Where are we in the cycle today?


2016 has been a rocky year for the technology industry. The S&P North American Technology Software Index dropped by 22% in single month earlier in the year. While a handful of technology companies have recently had successful debuts, for the first six months of 2016, there were only two VC-backed technology companies to go public including Matrix portfolio company, Acacia Communications. Finally, there was a broad shift in mentality from growth at all costs to the need for sustainable growth and a path to profitability.

Given we are nearing the end of the year, I wanted to share a few charts on the software space which I feel highlight this key theme and illustrates where we are today.

The charts below contain an index of public software companies, including players like Box, Workday, HubSpot and Zendesk. I pulled their current valuation multiples, their projected three-year growth rates and their expected forward EBITDA margin as well as these statistics from last December.

Takeaway 1: Growth continues to be a driver of value, although the direct correlation is less pronounced today

There has always been a strong positive correlation between growth and valuation multiples for technology stocks. However, it is interesting that the r-squared between the two variables is lower today than it was at this time last year. Growth creates value but it is not a direct one-to-one relationship.

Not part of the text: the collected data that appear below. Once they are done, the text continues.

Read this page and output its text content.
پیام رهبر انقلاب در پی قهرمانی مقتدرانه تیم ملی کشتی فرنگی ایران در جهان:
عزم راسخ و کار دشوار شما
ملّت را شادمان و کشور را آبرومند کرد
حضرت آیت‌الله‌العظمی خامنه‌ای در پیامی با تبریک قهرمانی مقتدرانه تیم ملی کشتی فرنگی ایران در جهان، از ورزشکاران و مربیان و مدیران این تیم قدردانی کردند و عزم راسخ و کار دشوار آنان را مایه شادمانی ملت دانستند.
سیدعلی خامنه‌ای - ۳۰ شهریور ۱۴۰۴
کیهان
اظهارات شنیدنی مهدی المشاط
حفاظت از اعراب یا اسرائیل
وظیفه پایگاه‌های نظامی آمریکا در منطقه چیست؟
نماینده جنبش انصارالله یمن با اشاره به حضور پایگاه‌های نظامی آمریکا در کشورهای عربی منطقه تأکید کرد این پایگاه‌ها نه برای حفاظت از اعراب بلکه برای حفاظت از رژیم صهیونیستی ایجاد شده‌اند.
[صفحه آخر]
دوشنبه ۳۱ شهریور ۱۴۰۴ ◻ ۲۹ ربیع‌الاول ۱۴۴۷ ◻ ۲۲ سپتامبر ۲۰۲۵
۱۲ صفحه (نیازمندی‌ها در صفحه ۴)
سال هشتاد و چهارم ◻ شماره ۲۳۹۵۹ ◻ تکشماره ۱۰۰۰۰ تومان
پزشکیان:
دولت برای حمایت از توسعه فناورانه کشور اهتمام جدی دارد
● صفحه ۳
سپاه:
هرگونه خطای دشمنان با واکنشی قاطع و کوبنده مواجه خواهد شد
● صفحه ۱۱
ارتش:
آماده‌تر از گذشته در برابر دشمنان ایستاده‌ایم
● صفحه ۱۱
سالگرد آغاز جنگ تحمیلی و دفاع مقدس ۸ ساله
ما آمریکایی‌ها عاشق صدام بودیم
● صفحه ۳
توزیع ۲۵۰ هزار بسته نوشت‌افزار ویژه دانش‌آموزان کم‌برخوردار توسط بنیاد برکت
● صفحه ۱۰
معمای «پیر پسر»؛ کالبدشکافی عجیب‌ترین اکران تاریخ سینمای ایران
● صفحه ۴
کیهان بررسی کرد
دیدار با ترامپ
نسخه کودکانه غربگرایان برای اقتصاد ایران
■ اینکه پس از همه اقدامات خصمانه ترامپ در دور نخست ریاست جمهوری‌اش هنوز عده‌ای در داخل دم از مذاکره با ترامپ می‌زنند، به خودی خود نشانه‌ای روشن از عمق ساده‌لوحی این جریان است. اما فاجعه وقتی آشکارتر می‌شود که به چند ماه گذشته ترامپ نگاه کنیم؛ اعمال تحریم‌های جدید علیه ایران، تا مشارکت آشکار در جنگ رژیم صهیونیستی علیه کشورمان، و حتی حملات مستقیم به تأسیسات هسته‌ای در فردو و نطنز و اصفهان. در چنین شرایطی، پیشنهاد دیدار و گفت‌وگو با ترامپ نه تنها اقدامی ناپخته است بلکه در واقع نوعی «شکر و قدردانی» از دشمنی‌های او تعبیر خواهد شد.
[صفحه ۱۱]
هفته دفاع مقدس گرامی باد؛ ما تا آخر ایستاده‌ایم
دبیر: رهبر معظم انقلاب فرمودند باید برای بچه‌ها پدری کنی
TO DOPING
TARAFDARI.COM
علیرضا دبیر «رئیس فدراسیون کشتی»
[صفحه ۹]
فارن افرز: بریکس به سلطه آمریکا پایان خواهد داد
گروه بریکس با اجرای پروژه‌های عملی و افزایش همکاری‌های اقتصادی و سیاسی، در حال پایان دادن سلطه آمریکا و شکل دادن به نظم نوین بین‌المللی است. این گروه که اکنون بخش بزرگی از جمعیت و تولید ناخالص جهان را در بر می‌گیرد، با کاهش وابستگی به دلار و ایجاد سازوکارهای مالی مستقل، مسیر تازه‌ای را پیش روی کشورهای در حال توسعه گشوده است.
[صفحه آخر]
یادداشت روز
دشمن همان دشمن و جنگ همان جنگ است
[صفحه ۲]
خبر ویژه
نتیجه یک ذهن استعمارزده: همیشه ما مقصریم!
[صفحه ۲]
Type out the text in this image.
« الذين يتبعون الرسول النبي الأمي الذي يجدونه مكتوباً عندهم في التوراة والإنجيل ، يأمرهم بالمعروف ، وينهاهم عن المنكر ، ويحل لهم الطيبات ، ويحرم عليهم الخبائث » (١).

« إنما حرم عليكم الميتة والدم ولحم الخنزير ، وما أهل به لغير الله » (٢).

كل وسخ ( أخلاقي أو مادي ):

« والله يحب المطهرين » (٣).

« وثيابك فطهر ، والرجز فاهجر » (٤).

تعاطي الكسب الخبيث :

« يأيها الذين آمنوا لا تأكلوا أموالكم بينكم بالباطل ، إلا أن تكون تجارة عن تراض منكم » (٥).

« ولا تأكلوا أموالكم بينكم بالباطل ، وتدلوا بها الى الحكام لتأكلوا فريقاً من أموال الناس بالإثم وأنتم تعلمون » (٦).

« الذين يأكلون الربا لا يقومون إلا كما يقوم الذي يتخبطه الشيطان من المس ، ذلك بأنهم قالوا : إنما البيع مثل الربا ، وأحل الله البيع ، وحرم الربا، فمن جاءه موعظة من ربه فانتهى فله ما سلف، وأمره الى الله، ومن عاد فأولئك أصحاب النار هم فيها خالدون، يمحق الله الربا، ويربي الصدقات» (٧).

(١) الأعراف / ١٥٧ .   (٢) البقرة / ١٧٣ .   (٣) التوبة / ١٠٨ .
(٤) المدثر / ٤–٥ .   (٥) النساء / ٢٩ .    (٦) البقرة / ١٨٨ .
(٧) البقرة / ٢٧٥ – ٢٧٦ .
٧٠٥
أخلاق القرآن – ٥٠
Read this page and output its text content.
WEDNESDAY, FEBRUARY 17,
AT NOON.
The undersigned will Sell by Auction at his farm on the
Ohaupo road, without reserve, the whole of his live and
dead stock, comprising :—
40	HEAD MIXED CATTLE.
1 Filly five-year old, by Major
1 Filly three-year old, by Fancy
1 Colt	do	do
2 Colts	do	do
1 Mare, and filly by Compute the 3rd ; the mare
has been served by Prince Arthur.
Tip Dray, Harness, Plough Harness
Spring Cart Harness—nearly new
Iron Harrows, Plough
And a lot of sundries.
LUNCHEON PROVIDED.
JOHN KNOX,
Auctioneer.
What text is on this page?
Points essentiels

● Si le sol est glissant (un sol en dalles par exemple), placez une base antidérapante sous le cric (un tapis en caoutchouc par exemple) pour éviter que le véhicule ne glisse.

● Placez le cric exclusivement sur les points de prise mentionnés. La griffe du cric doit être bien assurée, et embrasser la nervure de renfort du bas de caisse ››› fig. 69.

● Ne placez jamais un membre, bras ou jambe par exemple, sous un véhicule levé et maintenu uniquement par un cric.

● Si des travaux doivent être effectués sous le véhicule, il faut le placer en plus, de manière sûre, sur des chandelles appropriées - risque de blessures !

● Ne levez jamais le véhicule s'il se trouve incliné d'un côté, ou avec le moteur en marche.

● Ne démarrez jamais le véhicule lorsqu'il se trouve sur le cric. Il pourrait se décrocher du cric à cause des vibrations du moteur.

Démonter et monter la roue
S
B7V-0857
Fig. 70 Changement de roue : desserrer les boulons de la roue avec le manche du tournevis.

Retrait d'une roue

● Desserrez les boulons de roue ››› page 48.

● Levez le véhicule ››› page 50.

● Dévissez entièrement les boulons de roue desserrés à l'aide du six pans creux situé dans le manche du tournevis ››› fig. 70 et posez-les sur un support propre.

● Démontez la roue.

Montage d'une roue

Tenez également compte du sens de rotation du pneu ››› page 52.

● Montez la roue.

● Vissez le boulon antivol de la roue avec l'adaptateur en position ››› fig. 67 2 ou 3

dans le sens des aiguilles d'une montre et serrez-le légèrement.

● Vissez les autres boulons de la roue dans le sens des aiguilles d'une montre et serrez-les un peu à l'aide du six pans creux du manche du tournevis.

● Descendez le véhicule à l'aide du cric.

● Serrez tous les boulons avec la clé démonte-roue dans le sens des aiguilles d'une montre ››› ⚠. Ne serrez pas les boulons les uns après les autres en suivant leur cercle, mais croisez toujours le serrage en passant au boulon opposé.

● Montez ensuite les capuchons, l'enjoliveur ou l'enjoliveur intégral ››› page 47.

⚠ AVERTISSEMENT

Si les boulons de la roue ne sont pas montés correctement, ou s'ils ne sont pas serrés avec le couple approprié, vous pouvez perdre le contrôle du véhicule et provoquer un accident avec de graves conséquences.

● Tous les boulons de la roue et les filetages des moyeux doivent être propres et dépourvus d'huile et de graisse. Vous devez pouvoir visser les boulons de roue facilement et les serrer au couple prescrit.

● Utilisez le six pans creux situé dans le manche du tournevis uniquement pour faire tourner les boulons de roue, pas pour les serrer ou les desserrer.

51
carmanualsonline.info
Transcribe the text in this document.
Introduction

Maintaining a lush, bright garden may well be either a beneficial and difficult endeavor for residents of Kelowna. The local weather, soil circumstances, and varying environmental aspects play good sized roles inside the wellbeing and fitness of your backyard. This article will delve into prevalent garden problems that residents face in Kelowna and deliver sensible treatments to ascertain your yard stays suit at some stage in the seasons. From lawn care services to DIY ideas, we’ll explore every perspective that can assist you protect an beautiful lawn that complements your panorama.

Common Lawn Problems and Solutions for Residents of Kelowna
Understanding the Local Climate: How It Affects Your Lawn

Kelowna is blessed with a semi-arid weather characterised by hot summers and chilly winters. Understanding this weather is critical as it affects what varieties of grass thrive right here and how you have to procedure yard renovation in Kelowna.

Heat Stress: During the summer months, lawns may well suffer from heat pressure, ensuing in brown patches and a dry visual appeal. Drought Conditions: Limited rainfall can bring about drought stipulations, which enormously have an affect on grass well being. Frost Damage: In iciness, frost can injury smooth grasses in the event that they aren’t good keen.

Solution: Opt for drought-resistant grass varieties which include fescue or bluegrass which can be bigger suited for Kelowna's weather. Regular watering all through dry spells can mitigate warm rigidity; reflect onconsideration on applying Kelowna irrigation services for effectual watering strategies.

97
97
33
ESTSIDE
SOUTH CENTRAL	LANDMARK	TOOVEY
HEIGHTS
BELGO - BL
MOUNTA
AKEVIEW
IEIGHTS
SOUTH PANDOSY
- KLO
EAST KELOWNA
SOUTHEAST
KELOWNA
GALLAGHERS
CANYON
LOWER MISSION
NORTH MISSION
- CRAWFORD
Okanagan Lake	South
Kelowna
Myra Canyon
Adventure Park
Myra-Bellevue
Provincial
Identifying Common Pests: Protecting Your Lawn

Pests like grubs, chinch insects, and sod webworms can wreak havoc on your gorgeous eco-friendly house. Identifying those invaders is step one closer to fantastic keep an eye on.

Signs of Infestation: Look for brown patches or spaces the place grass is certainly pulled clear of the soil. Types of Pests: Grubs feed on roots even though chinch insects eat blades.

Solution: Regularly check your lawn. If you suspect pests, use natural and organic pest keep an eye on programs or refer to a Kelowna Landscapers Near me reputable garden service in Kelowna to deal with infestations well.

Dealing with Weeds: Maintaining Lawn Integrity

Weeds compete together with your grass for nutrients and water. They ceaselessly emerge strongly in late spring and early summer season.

Takeaway 2: Profitable growth is more closely correlated to a company’s multiple than just growth alone. Furthermore, this correlation is stronger today.

First, the r-squareds between EBITDA + growth to EV / sales are significantly higher than the r-squareds in initial charts. This difference demonstrates that margin clearly factors into the value of a company and public markets do not solely reward companies on growth alone. Second, the December 2016 chart above depicts an almost linear relationship between the two variables and a significantly higher r-squared (0.73) than the number in December 2015 (0.46). This shift highlights the change that has occurred over the course of the year: shareholders have become increasingly focused on sustainable vs. absolute growth. Discipline matters.

What does this all mean for entrepreneurs?

As we look ahead to 2017, we expect this the renewed focus on sustainable growth to continue.

Entrepreneurs should certainly not stop optimizing for growth and investing in their businesses. However, particularly as a company scales, capital efficiency and unit economics will matter for its private and potentially eventually public value. Focusing on sustainable growth early may reap significant dividends over the long-term.